I like to call this situation UX Design Jeopardy! because it resembles the TV game show. Just as in Jeopardy! you have to respond in the form of a question, in UX Design Jeopardy! you are given a design problem in the form of a poor solution.

Why do we do this?

This problem happens because sometimes people find it easier to articulate ideas in terms of solutions instead of problems. This is especially true for non-designers. It might be because they don’t even know the problem or even realize the problem—rather they’re just thinking in terms of the solution that is simple, neat, and wrong. “Make the logo bigger” may be a poor solution, where “this design doesn’t reflect our brand” may be a valid problem.

People tend to fall in love with the first idea that comes into their heads. While this problem is well known during the design phase, it happens during feedback and other phases as well. And it’s way to easy to focus on how the solution solves the problem without thinking through the larger consequences.

Adding to the problem is that culturally, we tend to believe that people who offer solutions are more sophisticated than those who identify problems. Anybody can find problems, right? And finally, people who give feedback in terms of solutions might be showing off a little—they want everyone know that they too know how to design stuff.

So what’s the problem?

The problem is that any debate over an obviously bad solution is a waste of time. Worse, such debates can get rather emotional. The person giving the feedback is thinking “Why doesn’t this person get it? Why can’t they just accept my feedback and move on?” But the person receiving this feedback is thinking “Why are they so focused on this idiotic idea? Why can’t they just let it go?” Once you get past this, the emotional charge may make the rest of the feedback process less productive.

The solution: don’t debate—ask the magic question instead

The solution is to recognize when you are in this situation as quickly as possible. Instead of debating the merits of a bad solution, get right to the problem by asking:

“What specific problem are you trying to solve?”

That usually that does the trick. Now you can understand the real problem, document it, and move on.

However, this question might not help if the person just can’t articulate the problem. In this case, a good approach is to ask the person provide examples:

“I’d like to understand your feedback better. Can you give me specific examples of where the product would benefit from this solution?”

Or:

“Can you give me examples of other good experiences that benefit from this solution?”

This helps because people can often express their ideas easier using examples. Hopefully, you can then use those examples to determine the real problem and get back on track.

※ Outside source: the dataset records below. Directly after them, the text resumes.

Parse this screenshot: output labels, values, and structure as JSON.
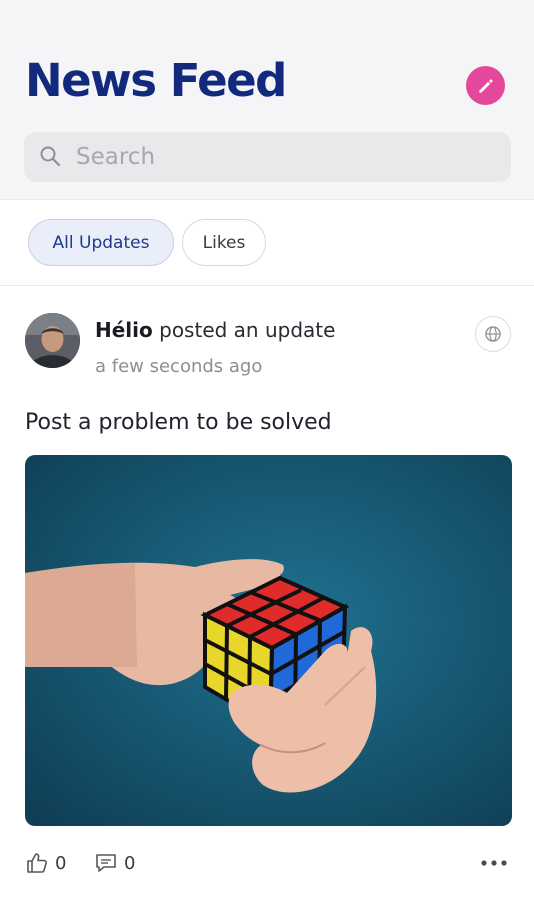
{
  "header": {
    "title": "News Feed",
    "compose_icon": "pencil-icon",
    "compose_color": "#e4489a"
  },
  "search": {
    "placeholder": "Search",
    "value": ""
  },
  "tabs": [
    {
      "label": "All Updates",
      "selected": true
    },
    {
      "label": "Likes",
      "selected": false
    }
  ],
  "post": {
    "author": "Hélio",
    "action_text": "posted an update",
    "time": "a few seconds ago",
    "text": "Post a problem to be solved",
    "privacy_icon": "globe-icon",
    "image_subject": "hands-solving-rubiks-cube",
    "likes_count": "0",
    "comments_count": "0"
  },
  "colors": {
    "title": "#122a7e",
    "accent": "#e4489a",
    "tab_selected_bg": "#e9eef9"
  }
}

Establish design review rules

Asking the magic question helps only after the fact. A better approach is to establish design review ground rules. I’ve found ground rules for effective design reviews to be extremely helpful and they do not go without saying. Here are some relevant ground rules I like to use.

For presenters:

Determine goals. The first step is to determine your goals. What help do you need? What would you like to get out of the meeting? Do you want high-level feedback or low-level feedback? The clearer your goals are, the more likely you will achieve them. Without clear goals, you will get random feedback.

For reviewers:

Respect the presenter’s goals If they ask for high-level feedback, don’t critique the layout, fonts, or colors. If they ask for detailed feedback, don’t critique their scenarios or value propositions. If you have feedback that you believe is helpful but outside their goals, consider tactfully sending it via email after the meeting.

Don’t redesign Your goal is to help the presenters, not do their design work for them. These are design reviews, not design sessions. This is not a design committee. Assume that the presenters are fully capable of incorporating your feedback. Please do not offer your version of the design unless the presenters ask you to. Doing so otherwise is rude.

If you do only one thing:
Remember that there is no bad feedback only poorly presented feedback, which is often presented in the form of a solution. To win UX Design Jeopardy!, get the discussion back on track quickly by recognizing the situation and asking the magic question.

Once you learn how to play UX Design Jeopardy!, you’ll quickly learn that feedback you would have dismissed in the past has some hidden insight waiting to be revealed. The result of winning this game is more effective design reviews and, ultimately, better user experiences.